Breakdown of microfacies zone and their appearance

Figure 26. Microfacies and their depositional settings within the terrestrial to freshwater and marine-brackish environments of the Jhilmili intertrappean sequence. Microfacies MF1 to MF7 characterize terrestrial, palustrine, freshwater and marine-brackish conditions. Micrographs with JH designations mark sample locations. From Keller et al., 2009a.

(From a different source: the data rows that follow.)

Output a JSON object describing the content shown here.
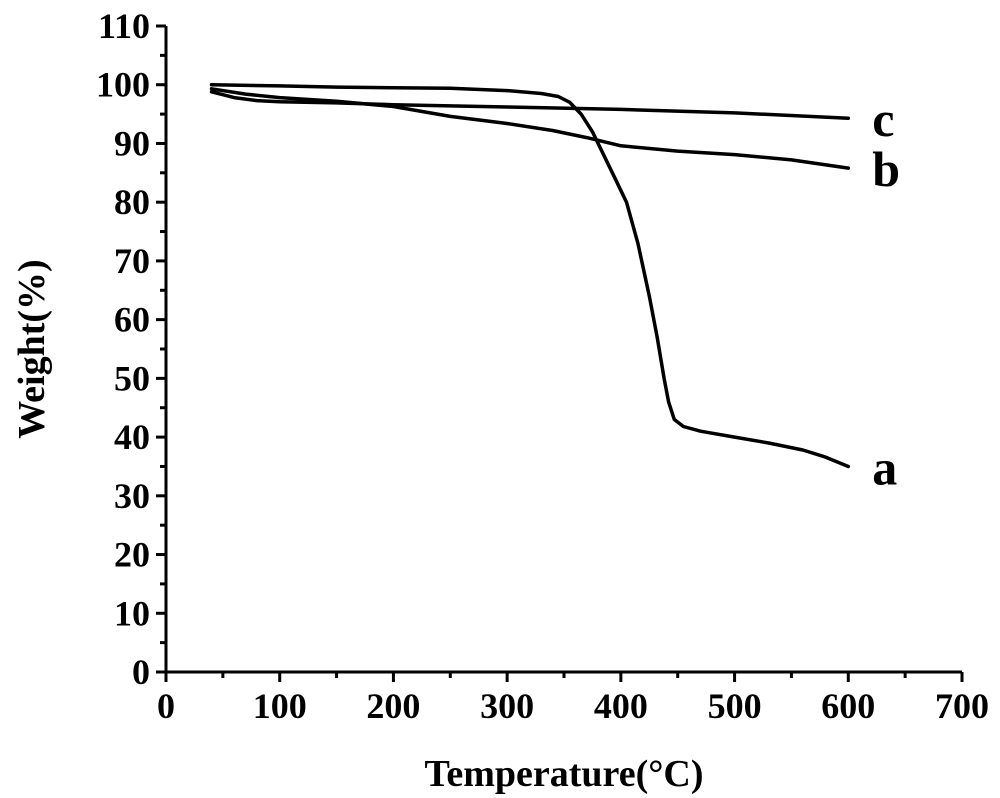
{
  "chart_data": {
    "type": "line",
    "xlabel": "Temperature(°C)",
    "ylabel": "Weight(%)",
    "xlim": [
      0,
      700
    ],
    "ylim": [
      0,
      110
    ],
    "x_ticks": [
      0,
      100,
      200,
      300,
      400,
      500,
      600,
      700
    ],
    "y_ticks": [
      0,
      10,
      20,
      30,
      40,
      50,
      60,
      70,
      80,
      90,
      100,
      110
    ],
    "grid": false,
    "legend": "none",
    "line_color": "#000000",
    "series": [
      {
        "name": "a",
        "points": [
          [
            40,
            100
          ],
          [
            100,
            99.8
          ],
          [
            150,
            99.6
          ],
          [
            200,
            99.5
          ],
          [
            250,
            99.4
          ],
          [
            300,
            99
          ],
          [
            330,
            98.5
          ],
          [
            345,
            98
          ],
          [
            355,
            97
          ],
          [
            365,
            95
          ],
          [
            375,
            92
          ],
          [
            385,
            88
          ],
          [
            395,
            84
          ],
          [
            405,
            80
          ],
          [
            415,
            73
          ],
          [
            425,
            64
          ],
          [
            432,
            57
          ],
          [
            438,
            50
          ],
          [
            442,
            46
          ],
          [
            447,
            43
          ],
          [
            455,
            41.8
          ],
          [
            470,
            41
          ],
          [
            500,
            40
          ],
          [
            530,
            39
          ],
          [
            560,
            37.8
          ],
          [
            580,
            36.6
          ],
          [
            600,
            35
          ]
        ]
      },
      {
        "name": "b",
        "points": [
          [
            40,
            99.3
          ],
          [
            70,
            98.4
          ],
          [
            100,
            97.8
          ],
          [
            150,
            97.2
          ],
          [
            200,
            96.3
          ],
          [
            250,
            94.6
          ],
          [
            300,
            93.4
          ],
          [
            340,
            92.2
          ],
          [
            370,
            91
          ],
          [
            400,
            89.6
          ],
          [
            450,
            88.7
          ],
          [
            500,
            88.1
          ],
          [
            550,
            87.2
          ],
          [
            600,
            85.8
          ]
        ]
      },
      {
        "name": "c",
        "points": [
          [
            40,
            98.8
          ],
          [
            60,
            97.8
          ],
          [
            80,
            97.3
          ],
          [
            100,
            97.1
          ],
          [
            150,
            96.9
          ],
          [
            200,
            96.6
          ],
          [
            300,
            96.2
          ],
          [
            400,
            95.8
          ],
          [
            500,
            95.2
          ],
          [
            600,
            94.3
          ]
        ]
      }
    ]
  }
}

How did forams get into Central India?

The presence of planktic foraminifera in central India can only be explained by a source of marine waters. Jhilmili is located in central India about 800 km from the present coast to the west and equally distant from the eastern coast (Fig. 21). A marine incursion would therefore have originated from an existing major seaway deep into central India. Jhilmili is located near the easternmost extension of the Tapti rift valley, which forms an arm of the Narmada rift valley. The obvious seaway would therefore have been from the west along the Narmada and Tapti rift valleys (Fig. 27). Alternatively, a seaway could have extended north along the Godavari rift valley, but insufficient data is presently available to explore this option. Both seaways could have operated at the same time (Bande et al., 1981), Sahni (1983) as suggested by the distribution of abundant dinosaur eggs and nests surrounding these two rift valleys (Fig. 27). (Keller et al., 2009a, b, c).

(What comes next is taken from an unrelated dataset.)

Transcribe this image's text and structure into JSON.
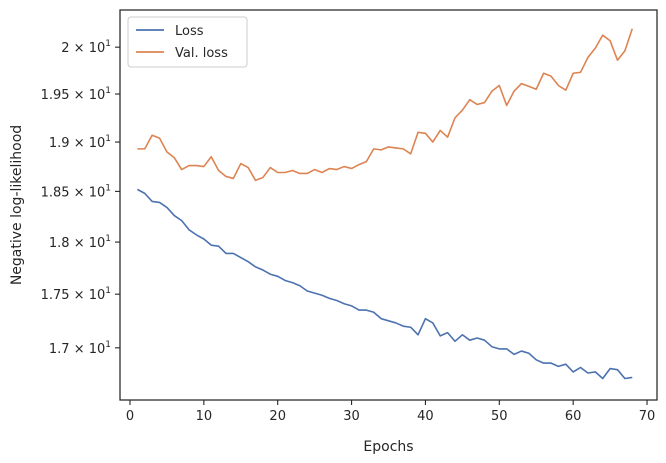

Marine incursions along the Godavari and Narmada rift zones are known from the lower Cretaceous and late Cenomanian to early Turonian Bagh Formation based on marine invertebrates, including ostracods, planktic foraminifera and algae (Chiplonkar and Badve, 1968; Badve and Ghare, 1977). Planktic foraminiferal assemblages from the Chirakhan marl of the Bagh Formation indicate a late Cenomanian to early Turonian age, a time of maximum sea level transgression (Sharma, 1976; Rajshekhar, 1996). However, evidence for a seaway during the late Cretaceous is highly controversial and based largely on sedimentological data (e.g., Singh (1981), but see Tandon et al. (1995), though lagoonal deosits have been identified in the Maastrichtian Lameta beds of the Jabalpur area (Shukla and Srivastava, 2008). From Keller et al., 2009a.

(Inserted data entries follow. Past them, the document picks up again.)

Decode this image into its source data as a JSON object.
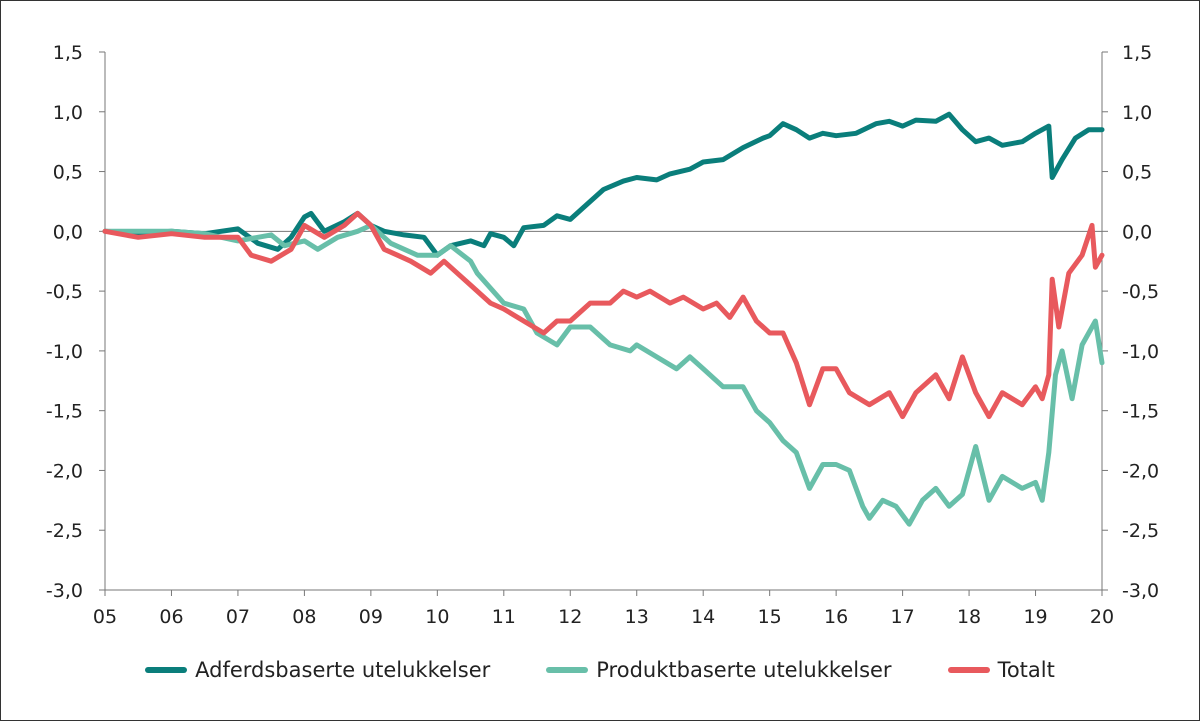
{
  "chart_data": {
    "type": "line",
    "title": "",
    "xlabel": "",
    "ylabel": "",
    "xlim": [
      2005,
      2020
    ],
    "ylim": [
      -3.0,
      1.5
    ],
    "x_tick_labels": [
      "05",
      "06",
      "07",
      "08",
      "09",
      "10",
      "11",
      "12",
      "13",
      "14",
      "15",
      "16",
      "17",
      "18",
      "19",
      "20"
    ],
    "y_tick_labels": [
      "1,5",
      "1,0",
      "0,5",
      "0,0",
      "-0,5",
      "-1,0",
      "-1,5",
      "-2,0",
      "-2,5",
      "-3,0"
    ],
    "y_ticks": [
      1.5,
      1.0,
      0.5,
      0.0,
      -0.5,
      -1.0,
      -1.5,
      -2.0,
      -2.5,
      -3.0
    ],
    "dual_y_axis": true,
    "zero_line": true,
    "grid": false,
    "legend_position": "bottom",
    "series": [
      {
        "name": "Adferdsbaserte utelukkelser",
        "color": "#0a7e7b",
        "x": [
          2005,
          2005.5,
          2006,
          2006.5,
          2007,
          2007.3,
          2007.6,
          2007.8,
          2008,
          2008.1,
          2008.3,
          2008.6,
          2008.8,
          2009,
          2009.2,
          2009.5,
          2009.8,
          2010,
          2010.2,
          2010.5,
          2010.7,
          2010.8,
          2011,
          2011.15,
          2011.3,
          2011.6,
          2011.8,
          2012,
          2012.2,
          2012.5,
          2012.8,
          2013,
          2013.3,
          2013.5,
          2013.8,
          2014,
          2014.3,
          2014.6,
          2014.9,
          2015,
          2015.2,
          2015.4,
          2015.6,
          2015.8,
          2016,
          2016.3,
          2016.6,
          2016.8,
          2017,
          2017.2,
          2017.5,
          2017.7,
          2017.9,
          2018.1,
          2018.3,
          2018.5,
          2018.8,
          2019,
          2019.2,
          2019.25,
          2019.4,
          2019.6,
          2019.8,
          2020
        ],
        "y": [
          0,
          -0.02,
          0,
          -0.02,
          0.02,
          -0.1,
          -0.15,
          -0.05,
          0.12,
          0.15,
          0.0,
          0.08,
          0.15,
          0.05,
          0.0,
          -0.03,
          -0.05,
          -0.2,
          -0.12,
          -0.08,
          -0.12,
          -0.02,
          -0.05,
          -0.12,
          0.03,
          0.05,
          0.13,
          0.1,
          0.2,
          0.35,
          0.42,
          0.45,
          0.43,
          0.48,
          0.52,
          0.58,
          0.6,
          0.7,
          0.78,
          0.8,
          0.9,
          0.85,
          0.78,
          0.82,
          0.8,
          0.82,
          0.9,
          0.92,
          0.88,
          0.93,
          0.92,
          0.98,
          0.85,
          0.75,
          0.78,
          0.72,
          0.75,
          0.82,
          0.88,
          0.45,
          0.6,
          0.78,
          0.85,
          0.85
        ]
      },
      {
        "name": "Produktbaserte utelukkelser",
        "color": "#68bfa9",
        "x": [
          2005,
          2006,
          2006.5,
          2007,
          2007.3,
          2007.5,
          2007.7,
          2008,
          2008.2,
          2008.5,
          2008.8,
          2009,
          2009.3,
          2009.7,
          2010,
          2010.2,
          2010.5,
          2010.6,
          2011,
          2011.3,
          2011.5,
          2011.8,
          2012,
          2012.3,
          2012.6,
          2012.9,
          2013,
          2013.3,
          2013.6,
          2013.8,
          2014,
          2014.3,
          2014.6,
          2014.8,
          2015,
          2015.2,
          2015.4,
          2015.6,
          2015.8,
          2016,
          2016.2,
          2016.4,
          2016.5,
          2016.7,
          2016.9,
          2017.1,
          2017.3,
          2017.5,
          2017.7,
          2017.9,
          2018.1,
          2018.3,
          2018.5,
          2018.8,
          2019,
          2019.1,
          2019.2,
          2019.3,
          2019.4,
          2019.55,
          2019.7,
          2019.9,
          2020
        ],
        "y": [
          0,
          0,
          -0.02,
          -0.08,
          -0.05,
          -0.03,
          -0.12,
          -0.08,
          -0.15,
          -0.05,
          0.0,
          0.05,
          -0.1,
          -0.2,
          -0.2,
          -0.12,
          -0.25,
          -0.35,
          -0.6,
          -0.65,
          -0.85,
          -0.95,
          -0.8,
          -0.8,
          -0.95,
          -1.0,
          -0.95,
          -1.05,
          -1.15,
          -1.05,
          -1.15,
          -1.3,
          -1.3,
          -1.5,
          -1.6,
          -1.75,
          -1.85,
          -2.15,
          -1.95,
          -1.95,
          -2.0,
          -2.3,
          -2.4,
          -2.25,
          -2.3,
          -2.45,
          -2.25,
          -2.15,
          -2.3,
          -2.2,
          -1.8,
          -2.25,
          -2.05,
          -2.15,
          -2.1,
          -2.25,
          -1.85,
          -1.2,
          -1.0,
          -1.4,
          -0.95,
          -0.75,
          -1.1
        ]
      },
      {
        "name": "Totalt",
        "color": "#e8595d",
        "x": [
          2005,
          2005.5,
          2006,
          2006.5,
          2007,
          2007.2,
          2007.5,
          2007.8,
          2008,
          2008.3,
          2008.6,
          2008.8,
          2009,
          2009.2,
          2009.4,
          2009.6,
          2009.9,
          2010.1,
          2010.3,
          2010.5,
          2010.8,
          2011,
          2011.3,
          2011.6,
          2011.8,
          2012,
          2012.3,
          2012.6,
          2012.8,
          2013,
          2013.2,
          2013.5,
          2013.7,
          2014,
          2014.2,
          2014.4,
          2014.6,
          2014.8,
          2015,
          2015.2,
          2015.4,
          2015.6,
          2015.8,
          2016,
          2016.2,
          2016.5,
          2016.8,
          2017,
          2017.2,
          2017.5,
          2017.7,
          2017.9,
          2018.1,
          2018.3,
          2018.5,
          2018.8,
          2019,
          2019.1,
          2019.2,
          2019.25,
          2019.35,
          2019.5,
          2019.7,
          2019.85,
          2019.9,
          2020
        ],
        "y": [
          0,
          -0.05,
          -0.02,
          -0.05,
          -0.05,
          -0.2,
          -0.25,
          -0.15,
          0.05,
          -0.05,
          0.05,
          0.15,
          0.05,
          -0.15,
          -0.2,
          -0.25,
          -0.35,
          -0.25,
          -0.35,
          -0.45,
          -0.6,
          -0.65,
          -0.75,
          -0.85,
          -0.75,
          -0.75,
          -0.6,
          -0.6,
          -0.5,
          -0.55,
          -0.5,
          -0.6,
          -0.55,
          -0.65,
          -0.6,
          -0.72,
          -0.55,
          -0.75,
          -0.85,
          -0.85,
          -1.1,
          -1.45,
          -1.15,
          -1.15,
          -1.35,
          -1.45,
          -1.35,
          -1.55,
          -1.35,
          -1.2,
          -1.4,
          -1.05,
          -1.35,
          -1.55,
          -1.35,
          -1.45,
          -1.3,
          -1.4,
          -1.2,
          -0.4,
          -0.8,
          -0.35,
          -0.2,
          0.05,
          -0.3,
          -0.2
        ]
      }
    ]
  }
}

Map of India showing the seaway and the distribution of dinosaurs deposits

Figure 27. During the Cenomanian a seaway existed from the west into central India through the Narmada and Tapti rift valleys. This seaway is likely to have existed during the KT transition and can explain the presence of marine foraminifera at Jhilmili. The dinosaur egg distribution mirrors the location of this ancient seaway suggesting that this was the location of dinosaur nurseries.

Summary

Intertrappean deposition occurred in predominantly terrestrial semi-humid to arid environments. But a short aquatic interval of fresh water ponds and lakes followed by a shallow brackish marine coastal environment is indicated by ostracods and early Danian zone P1a planktic foraminifera that mark this interval very close to the K-T boundary. This marine incursion marks the existence of a nearby seaway, probably extending inland from the west through the Narmada and Tapti rift valleys. The Jhilmili results thus identify the KT boundary near the end of the main phase of Deccan eruptions, similar to Rajahmundry quarries, and indicate that a major seaway extended at least 800 km across India. This projected seaway is surrounded by abundant dinosaur nesting sites and appears to have supported thriving dinosaur nurseries. Dinosaurs disappeared with the onset of phase-2 Deccan volcanism.

Figure 28. Death of dinosaurs as a result of Deccan volcanism. Ilustration by NSF artist based on research on Deccan Volcanism by Keller’s team. Fissure eruptions, similar to the Laki eruptions, are shown as the likely type of volcanism.